Somehow all the easy, “understanding” conversation had vanished. Joanna, Maggie had soon learned, was not a welcome topic. And Peter no longer went to his classes, so there was no possible theme there. Peter to his disgust found himself drawing unwilling contrasts between these séances and similar moments spent with Joanna. Had there ever been any silences? If there were they were filled with all sorts of tingling thoughts and meanings. There was the night when Joanna leaned against him in Morningside Park. They had said nothing. But the very air about them was pulsing. How long ago all that seemed! Had it ever been true? Why had he never felt like that when Maggie, as she frequently did, rested her head on his shoulder?

He would shake himself angrily out of his reverie. “Silly ass,” his lips formed.

Maggie seeing his lips move would ask him interestedly: “What’s the matter, Peter?”

“Nothing at all,” he’d tell her contritely. What should be the matter with his dear Maggie so near? Sometimes he put an arm around her shoulder. “Look here, I’ve got an hour yet. Like to go out?”
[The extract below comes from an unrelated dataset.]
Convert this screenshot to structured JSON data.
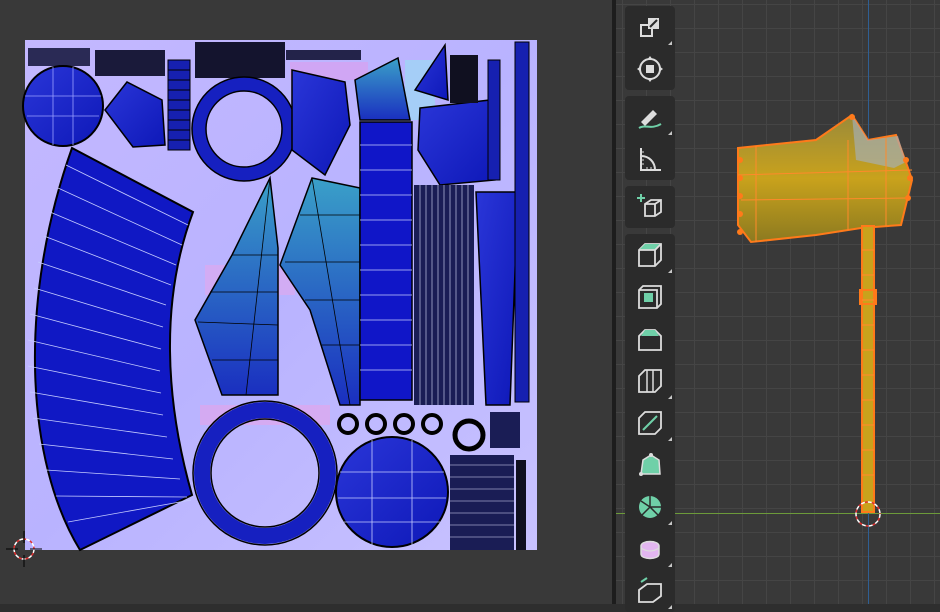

That never failed to please her. She loved to be seen with him. She had a very charming, flattering air of deference, of dependence when she was out. It was singularly pleasing and yet puzzling to Peter. Joanna now was just as likely to cross the street as not, without waiting for a guiding hand, a protecting arm. If she had once visited a locality she knew quite as much about getting away from it as her escort. But Maggie was helpless, dependent. Strange when they were all growing up together he would have said she was quite as independent in her way as Joanna, and she was decidedly capable in her hairdressing work. Madame Harkness’ business had increased considerably in Philadelphia and Baltimore.

Peter had often mused over this.

He had known for some time that he did not love Maggie. But he could not tell whether or not she loved him. Certainly she had appeared to at first, and certainly even now she clung to him. Her very submissiveness would seem to indicate some depth of feeling. He remembered Maggie as being anything but yielding in their earlier days, and she had never apparently changed one iota in her resentment toward her husband. She was making a remarkably good living from her connection with Madame Harkness, had bought the house in New York and was contributing to her mother. She could not be marrying him to be taken care of.

Of course he knew nothing of her flair, her passion for being connected with “real” people⁠—for “class” as he would have called it. And if he had known this, it would have explained nothing to him, for he never thought of himself in this sense. His most frequent source of worry consisted in wondering if Maggie realized how lukewarm his feeling was for her. Apparently she never suspected it.